Der zweite Punkt ist der Verbund: Die Aufteilung in direkt und indirekt beantwortet die Frage, die der Gesamtwert offenlässt — an welcher Station des Wegs es hakt. Ergänzt wird das üblicherweise um die Leberwerte GPT, GOT und Gamma-GT.
Was ein auffälliger Wert bei dir bedeutet, ordnet deine Ärztin oder dein Arzt ein.
Häufige Fragen
Welcher Wert für direktes Bilirubin ist normal?
Das IQWiG nennt für Erwachsene ab 18 Jahren und für Säuglinge ab einem Monat jeweils unter 0,1 mg/dl (unter 2 µmol/l). Achtung: Das ist ein völlig anderer Bereich als beim Gesamtbilirubin (unter 1,2 mg/dl) — prüfe deshalb zuerst, welcher der Werte auf deinem Befund steht. Maßgeblich ist der Bereich, den dein Labor angibt.
Was bedeutet ein erhöhtes direktes Bilirubin?
Es deutet laut IQWiG auf eine Lebererkrankung oder einen Stau der Gallenflüssigkeit hin; als Ursachen nennt die Quelle eine Hepatitis, eine Leberzirrhose, Gallensteine und eine Fettleber. Der Grund liegt in der Reihenfolge: Das direkte Bilirubin hat die Umwandlung in der Leber bereits hinter sich — staut es sich trotzdem, hakt es an oder nach dieser Station.

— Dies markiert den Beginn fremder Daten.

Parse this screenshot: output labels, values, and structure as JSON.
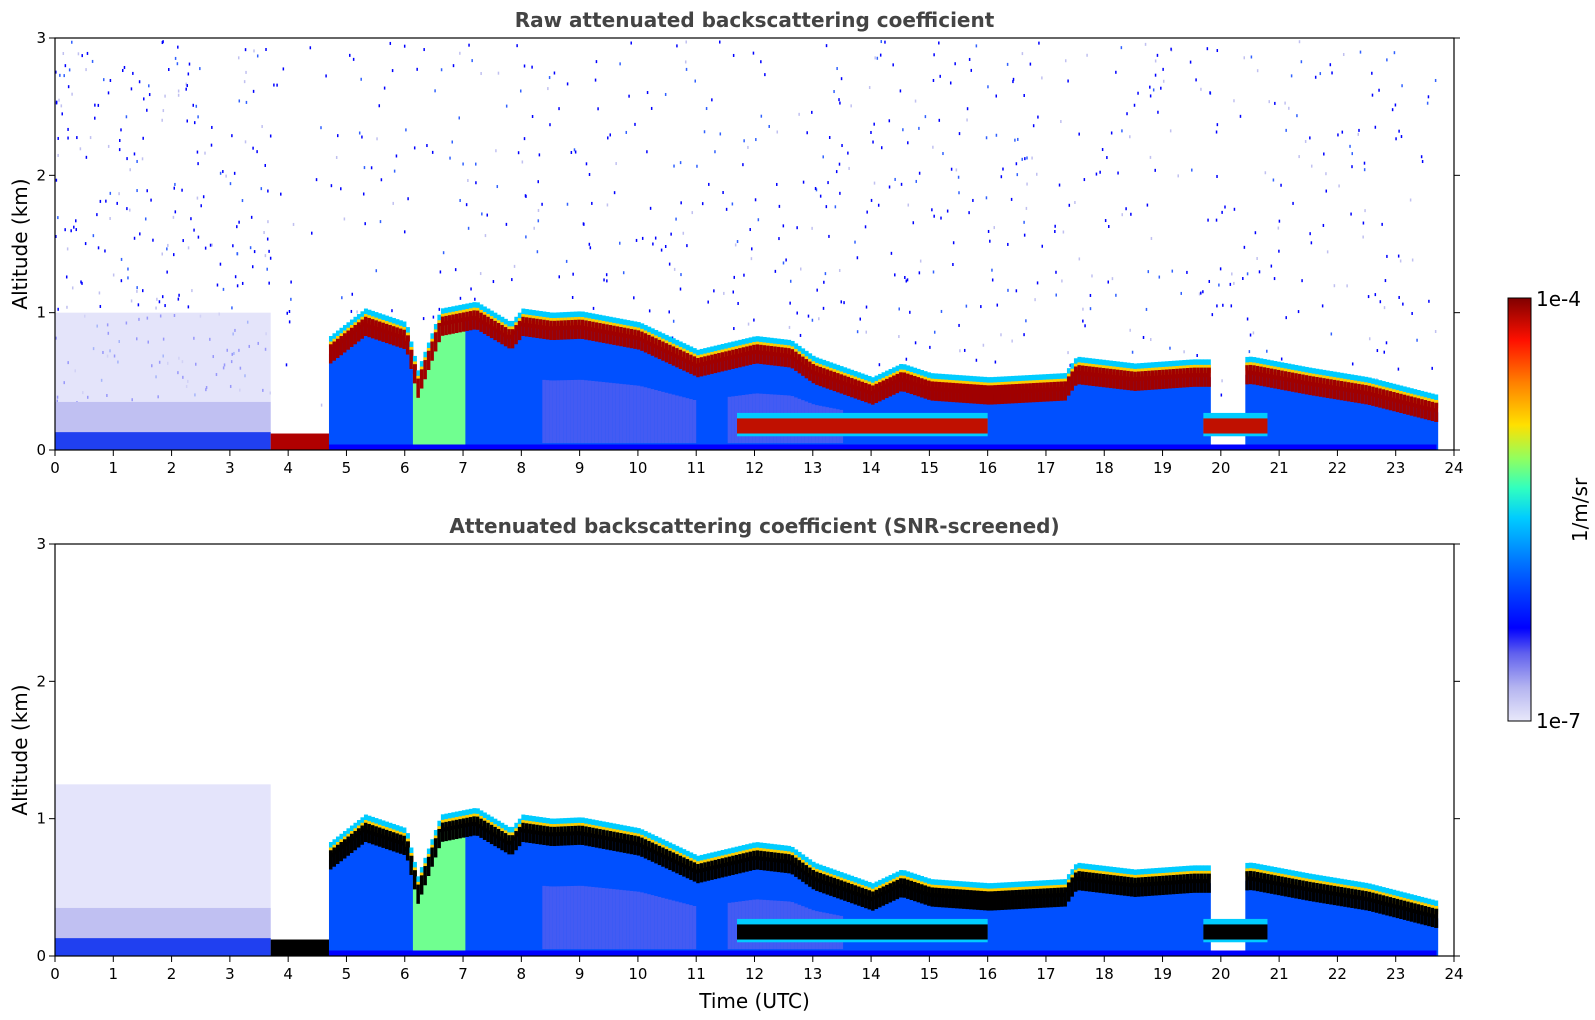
{
  "chart_data": [
    {
      "type": "heatmap",
      "id": "raw",
      "title": "Raw attenuated backscattering coefficient",
      "xlabel": "",
      "ylabel": "Altitude (km)",
      "xlim": [
        0,
        24
      ],
      "ylim": [
        0,
        3
      ],
      "xticks": [
        0,
        1,
        2,
        3,
        4,
        5,
        6,
        7,
        8,
        9,
        10,
        11,
        12,
        13,
        14,
        15,
        16,
        17,
        18,
        19,
        20,
        21,
        22,
        23,
        24
      ],
      "yticks": [
        0,
        1,
        2,
        3
      ],
      "data_extent_hours": [
        0,
        23.7
      ],
      "cloud_top_km": [
        [
          0,
          0.1
        ],
        [
          3.7,
          0.12
        ],
        [
          4.7,
          0.75
        ],
        [
          5.3,
          0.95
        ],
        [
          6.0,
          0.85
        ],
        [
          6.2,
          0.5
        ],
        [
          6.6,
          0.95
        ],
        [
          7.2,
          1.0
        ],
        [
          7.8,
          0.85
        ],
        [
          8.0,
          0.95
        ],
        [
          8.5,
          0.92
        ],
        [
          9.0,
          0.93
        ],
        [
          10.0,
          0.85
        ],
        [
          11.0,
          0.65
        ],
        [
          12.0,
          0.75
        ],
        [
          12.6,
          0.72
        ],
        [
          13.0,
          0.6
        ],
        [
          14.0,
          0.45
        ],
        [
          14.5,
          0.55
        ],
        [
          15.0,
          0.48
        ],
        [
          16.0,
          0.45
        ],
        [
          17.3,
          0.48
        ],
        [
          17.5,
          0.6
        ],
        [
          18.5,
          0.55
        ],
        [
          19.5,
          0.58
        ],
        [
          19.8,
          0.58
        ],
        [
          20.5,
          0.6
        ],
        [
          21.5,
          0.52
        ],
        [
          22.5,
          0.45
        ],
        [
          23.7,
          0.32
        ]
      ],
      "colorbar": {
        "min_label": "1e-7",
        "max_label": "1e-4",
        "unit": "1/m/sr"
      }
    },
    {
      "type": "heatmap",
      "id": "snr",
      "title": "Attenuated backscattering coefficient (SNR-screened)",
      "xlabel": "Time (UTC)",
      "ylabel": "Altitude (km)",
      "xlim": [
        0,
        24
      ],
      "ylim": [
        0,
        3
      ],
      "xticks": [
        0,
        1,
        2,
        3,
        4,
        5,
        6,
        7,
        8,
        9,
        10,
        11,
        12,
        13,
        14,
        15,
        16,
        17,
        18,
        19,
        20,
        21,
        22,
        23,
        24
      ],
      "yticks": [
        0,
        1,
        2,
        3
      ],
      "data_extent_hours": [
        0,
        23.7
      ],
      "cloud_top_km": [
        [
          0,
          0.1
        ],
        [
          3.7,
          0.12
        ],
        [
          4.7,
          0.75
        ],
        [
          5.3,
          0.95
        ],
        [
          6.0,
          0.85
        ],
        [
          6.2,
          0.5
        ],
        [
          6.6,
          0.95
        ],
        [
          7.2,
          1.0
        ],
        [
          7.8,
          0.85
        ],
        [
          8.0,
          0.95
        ],
        [
          8.5,
          0.92
        ],
        [
          9.0,
          0.93
        ],
        [
          10.0,
          0.85
        ],
        [
          11.0,
          0.65
        ],
        [
          12.0,
          0.75
        ],
        [
          12.6,
          0.72
        ],
        [
          13.0,
          0.6
        ],
        [
          14.0,
          0.45
        ],
        [
          14.5,
          0.55
        ],
        [
          15.0,
          0.48
        ],
        [
          16.0,
          0.45
        ],
        [
          17.3,
          0.48
        ],
        [
          17.5,
          0.6
        ],
        [
          18.5,
          0.55
        ],
        [
          19.5,
          0.58
        ],
        [
          19.8,
          0.58
        ],
        [
          20.5,
          0.6
        ],
        [
          21.5,
          0.52
        ],
        [
          22.5,
          0.45
        ],
        [
          23.7,
          0.32
        ]
      ],
      "colorbar": {
        "min_label": "1e-7",
        "max_label": "1e-4",
        "unit": "1/m/sr"
      }
    }
  ],
  "colors": {
    "colormap": [
      "#e8e8fa",
      "#b4b4f0",
      "#8080ec",
      "#0000ff",
      "#0040ff",
      "#0090ff",
      "#00d0ff",
      "#30ffd0",
      "#80ff80",
      "#d0ff30",
      "#ffd000",
      "#ff8000",
      "#ff2000",
      "#b00000",
      "#800000"
    ],
    "screened_max": "#000000",
    "title_text": "#444444"
  }
}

Warum ist der Bereich so viel niedriger als beim Gesamtbilirubin?
Weil das direkte Bilirubin nur etwa 20 Prozent des Gesamtbilirubins ausmacht — den größeren Teil stellt die indirekte Form mit rund 80 Prozent. Entsprechend liegen die Referenzbereiche auseinander: unter 0,1 mg/dl beim direkten gegenüber unter 1,2 mg/dl beim Gesamtwert. Das ist mehr als der Faktor 10 und der häufigste Lesefehler bei diesen Werten.
Ist ein niedriges direktes Bilirubin ein Problem?
Nein. Das IQWiG hält fest, dass erniedrigte Werte keine medizinische Bedeutung haben. Hinzu kommt, dass der Referenzbereich nach unten ohnehin offen ist — er lautet „unter 0,1 mg/dl", es gibt also keinen Wert, der zu niedrig wäre.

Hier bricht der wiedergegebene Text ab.